Configuring push invalidation for BYO production CDN

Push invalidation automatically purges content on the customer's production CDN (e.g. www.yourdomain.com), whenever an author publishes content changes.

Content is purged by url and by cache tag/key.

Setting up push invalidation requires 2 steps:

Configuration

Push invalidation is currently supported for CDNs of the following vendors:

Push invalidation is enabled by adding specific properties to the project's configuration (an Excel workbook named .helix/config.xlsx in Sharepoint or a Google Sheet named .helix/config in Google Drive).

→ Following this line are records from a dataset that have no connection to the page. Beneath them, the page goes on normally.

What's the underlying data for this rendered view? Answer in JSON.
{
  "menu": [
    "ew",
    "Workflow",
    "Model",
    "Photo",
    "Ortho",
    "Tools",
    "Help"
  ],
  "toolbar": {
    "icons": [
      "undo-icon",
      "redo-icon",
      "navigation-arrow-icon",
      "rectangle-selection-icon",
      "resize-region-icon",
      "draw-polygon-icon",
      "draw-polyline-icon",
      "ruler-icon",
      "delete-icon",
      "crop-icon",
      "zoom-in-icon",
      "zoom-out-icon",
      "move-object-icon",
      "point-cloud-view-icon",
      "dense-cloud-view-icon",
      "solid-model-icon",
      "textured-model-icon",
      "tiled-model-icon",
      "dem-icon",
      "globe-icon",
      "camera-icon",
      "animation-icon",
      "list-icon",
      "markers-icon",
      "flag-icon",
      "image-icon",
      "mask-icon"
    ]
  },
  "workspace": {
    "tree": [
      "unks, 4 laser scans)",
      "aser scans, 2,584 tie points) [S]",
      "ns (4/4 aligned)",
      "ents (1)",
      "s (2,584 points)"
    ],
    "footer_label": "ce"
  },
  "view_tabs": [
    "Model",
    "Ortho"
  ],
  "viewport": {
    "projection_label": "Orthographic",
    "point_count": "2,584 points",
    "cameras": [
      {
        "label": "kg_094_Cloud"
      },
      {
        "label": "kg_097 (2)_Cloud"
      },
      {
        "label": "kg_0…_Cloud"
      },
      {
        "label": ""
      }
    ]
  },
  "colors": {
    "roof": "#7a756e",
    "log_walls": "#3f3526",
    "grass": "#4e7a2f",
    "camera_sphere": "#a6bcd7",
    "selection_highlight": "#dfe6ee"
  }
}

The following sections describe the vendor specific properties required to set up push invalidation.

Fastly

Configuration properties:

key value comment
cdn.prod.host <Production Host> Host name of production site, e.g. www.yourdomain.com
cdn.prod.type fastly
cdn.prod.serviceId <Fastly Service ID> Service ID of production service
cdn.prod.authToken <Fastly API Token>

Create a Fastly API Token

You can validate the credentials with this tool.

Akamai

Configuration properties

key value comment
cdn.prod.host <Production Host> Host name of production site, e.g. www.yourdomain.com
cdn.prod.type akamai
cdn.prod.endpoint <host> Fast Purge API credentials
cdn.prod.clientSecret <client_secret> Fast Purge API credentials
cdn.prod.clientToken <client_token> Fast Purge API credentials
cdn.prod.accessToken <access_token> Fast Purge API credentials

Push invalidation uses the Akamai Fast Purge API, specifically Delete by URL and Delete by cache tag.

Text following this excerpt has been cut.